O senador Cleitinho (Republicanos) é visto como um nome competitivo, mas a relação com o núcleo duro do PL é instável. Lideranças como o deputado Nikolas Ferreira desconfiam do alinhamento real de Cleitinho com as pautas bolsonaristas.

A tensão atingiu o ápice quando Cleitinho afirmou que sua “dívida com Jair Bolsonaro já estaria paga”. Essa postura imprevisível gera receio de que, uma vez eleito, ele se torne um adversário interno na direita, em vez de um aliado fiel. Para entender mais sobre como funcionam as coligações partidárias no Brasil, você pode consultar as normas do Tribunal Superior Eleitoral (TSE).

A “Bomba-Relógio” Financeira de Minas Gerais

Um ponto crucial que preocupa o PL é a situação fiscal do estado.

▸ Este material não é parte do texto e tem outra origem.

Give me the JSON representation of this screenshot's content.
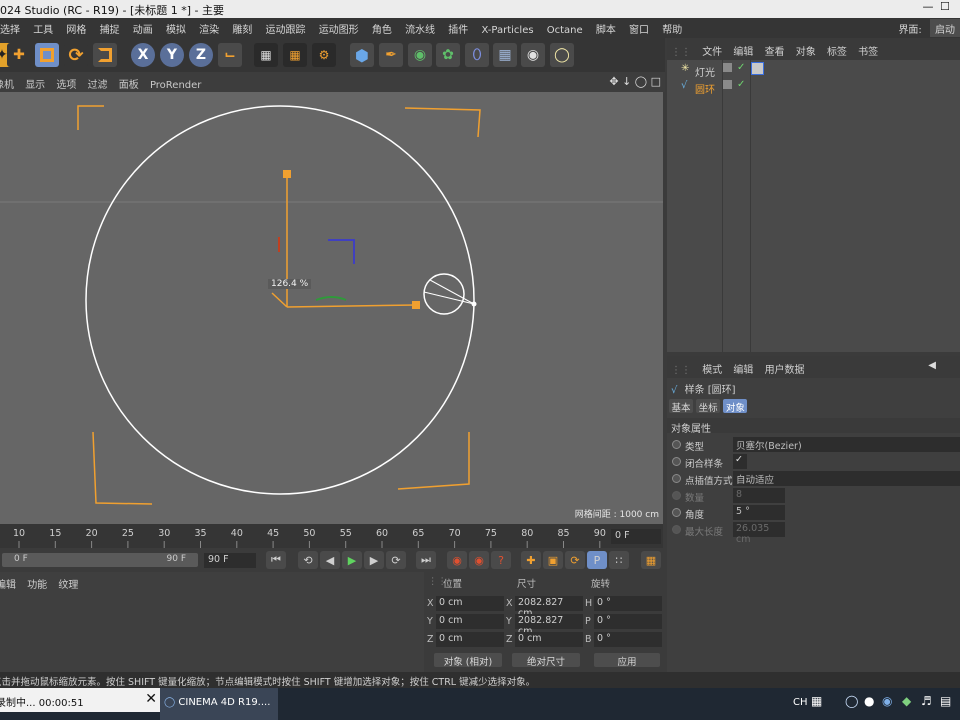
{
  "window": {
    "title": "024 Studio (RC - R19) - [未标题 1 *] - 主要"
  },
  "menu": {
    "items": [
      "选择",
      "工具",
      "网格",
      "捕捉",
      "动画",
      "模拟",
      "渲染",
      "雕刻",
      "运动跟踪",
      "运动图形",
      "角色",
      "流水线",
      "插件",
      "X-Particles",
      "Octane",
      "脚本",
      "窗口",
      "帮助"
    ],
    "layout_label": "界面:",
    "layout_value": "启动"
  },
  "toolbar": {
    "icons": [
      "move-icon",
      "scale-icon",
      "rotate-icon",
      "last-tool-icon",
      "x-axis-icon",
      "y-axis-icon",
      "z-axis-icon",
      "coord-system-icon",
      "render-view-icon",
      "render-picture-viewer-icon",
      "render-settings-icon",
      "cube-icon",
      "pen-icon",
      "subdivide-icon",
      "cloner-icon",
      "deformer-icon",
      "floor-icon",
      "camera-icon",
      "light-icon"
    ],
    "axis_labels": [
      "X",
      "Y",
      "Z"
    ]
  },
  "viewport_menu": {
    "items": [
      "摄像机",
      "显示",
      "选项",
      "过滤",
      "面板",
      "ProRender"
    ]
  },
  "viewport": {
    "scale_label": "126.4 %",
    "grid_spacing": "网格间距 : 1000 cm",
    "colors": {
      "background": "#666666",
      "circle": "#ffffff",
      "frame": "#f0a030",
      "axis_x": "#f0a030",
      "axis_y": "#f0a030",
      "axis_z": "#4040c0"
    }
  },
  "object_manager": {
    "menu": [
      "文件",
      "编辑",
      "查看",
      "对象",
      "标签",
      "书签"
    ],
    "objects": [
      {
        "name": "灯光",
        "icon": "light-icon",
        "color": "#cfcfcf"
      },
      {
        "name": "圆环",
        "icon": "spline-icon",
        "color": "#f0a030"
      }
    ]
  },
  "attributes": {
    "menu": [
      "模式",
      "编辑",
      "用户数据"
    ],
    "object_title": "样条 [圆环]",
    "tabs": [
      "基本",
      "坐标",
      "对象"
    ],
    "active_tab": "对象",
    "section": "对象属性",
    "rows": [
      {
        "label": "类型",
        "value": "贝塞尔(Bezier)",
        "enabled": true
      },
      {
        "label": "闭合样条",
        "value": "✓",
        "enabled": true
      },
      {
        "label": "点插值方式",
        "value": "自动适应",
        "enabled": true
      },
      {
        "label": "数量",
        "value": "8",
        "enabled": false
      },
      {
        "label": "角度",
        "value": "5 °",
        "enabled": true
      },
      {
        "label": "最大长度",
        "value": "26.035 cm",
        "enabled": false
      }
    ]
  },
  "timeline": {
    "ticks": [
      "10",
      "15",
      "20",
      "25",
      "30",
      "35",
      "40",
      "45",
      "50",
      "55",
      "60",
      "65",
      "70",
      "75",
      "80",
      "85",
      "90"
    ],
    "current_frame": "0 F",
    "range_start": "0 F",
    "range_end": "90 F",
    "end_field": "90 F"
  },
  "material_panel": {
    "menu": [
      "编辑",
      "功能",
      "纹理"
    ]
  },
  "coordinates": {
    "headers": [
      "位置",
      "尺寸",
      "旋转"
    ],
    "position": [
      {
        "axis": "X",
        "value": "0 cm"
      },
      {
        "axis": "Y",
        "value": "0 cm"
      },
      {
        "axis": "Z",
        "value": "0 cm"
      }
    ],
    "size": [
      {
        "axis": "X",
        "value": "2082.827 cm"
      },
      {
        "axis": "Y",
        "value": "2082.827 cm"
      },
      {
        "axis": "Z",
        "value": "0 cm"
      }
    ],
    "rotation": [
      {
        "axis": "H",
        "value": "0 °"
      },
      {
        "axis": "P",
        "value": "0 °"
      },
      {
        "axis": "B",
        "value": "0 °"
      }
    ],
    "mode_select": "对象 (相对)",
    "size_select": "绝对尺寸",
    "apply_label": "应用"
  },
  "status_bar": {
    "text": "点击并拖动鼠标缩放元素。按住 SHIFT 键量化缩放；节点编辑模式时按住 SHIFT 键增加选择对象；按住 CTRL 键减少选择对象。"
  },
  "taskbar": {
    "recording": "录制中... 00:00:51",
    "app_label": "CINEMA 4D R19....",
    "tray_lang": "CH"
  }
}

Com uma dívida estimada em R$ 187 bilhões com a União, Minas Gerais é vista como uma bomba-relógio. A ala estratégica do partido teme que:

  1. Um governo sem experiência em gestão possa colapsar financeiramente.
  2. Esse fracasso seja atribuído ao bolsonarismo, caso Flávio apoie o nome errado.

O Plano B: Candidatura Própria e a Cartada de Romeu Zema

Diante da incerteza, o PL cogita lançar sua própria candidatura ao governo estadual, com o nome de Flávio Roscoe, ex-presidente da Fiemg. Enquanto isso, Flávio Bolsonaro tenta a cartada mestre: atrair o ex-governador Romeu Zema (Novo) para ser seu vice na chapa presidencial.

Se essa aliança for concretizada, Flávio ganharia a legitimidade necessária para apoiar Matheus Simões, tentando equilibrar a balança entre a ideologia da direita e a estabilidade oferecida pelos partidos do centrão.

Conclusão: O cenário em Minas Gerais reflete a eterna luta entre a pureza ideológica e a necessidade de alianças pragmáticas para vencer eleições. Para Flávio Bolsonaro, desatar esses nós será fundamental para viabilizar qualquer projeto de presidência.